If a = 2b and b = c/4, then a =

• A. 8c
• B. 2c
• C. c
• D. c/2
• E. c/8

Hint:

When you have a chain of relationships like this (a in terms of b, b in terms of c), simply substitute one into the other to find the direct relationship between the first and last variables.

Answer 1

The Correct Option is D

Step 1: Understanding the Concept:
The question asks to express the variable \(a\) in terms of \(c\) by using the given relationships between \(a, b,\) and \(c\).
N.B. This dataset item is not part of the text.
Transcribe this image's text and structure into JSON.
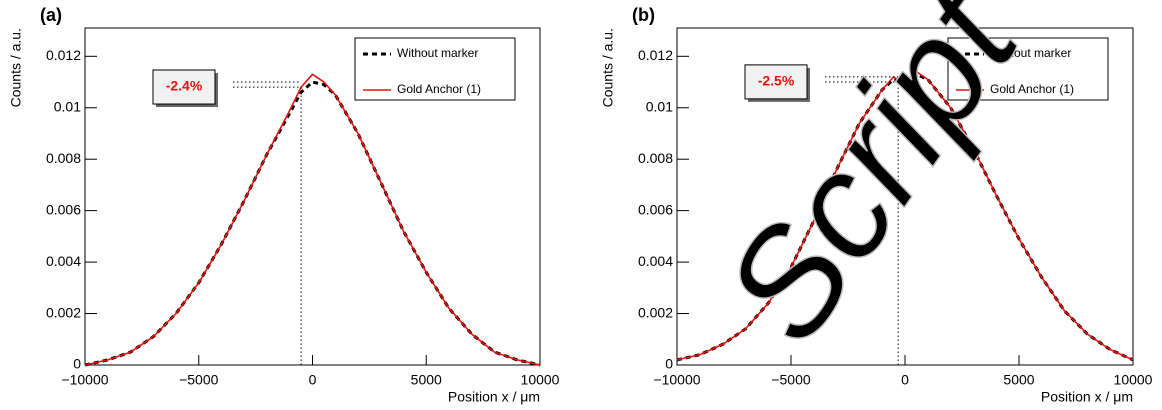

This is a substitution problem.
Step 2: Key Formula or Approach:
We have two equations:
Equation (1): \(a = 2b\)
Equation (2): \(b = c/4\)
Substitute the expression for \(b\) from Equation (2) into Equation (1).
Step 3: Detailed Explanation:
Start with the first equation:
\[ a = 2b \]
Now, replace \(b\) with its equivalent expression from the second equation, which is \(c/4\):
\[ a = 2 \times \left(\frac{c}{4}\right) \]
Multiply the terms:
\[ a = \frac{2c}{4} \]
Simplify the fraction by dividing both the numerator and the denominator by 2:
\[ a = \frac{c}{2} \]
Step 4: Final Answer:
The value of \(a\) in terms of \(c\) is \(c/2\), which corresponds to option (D).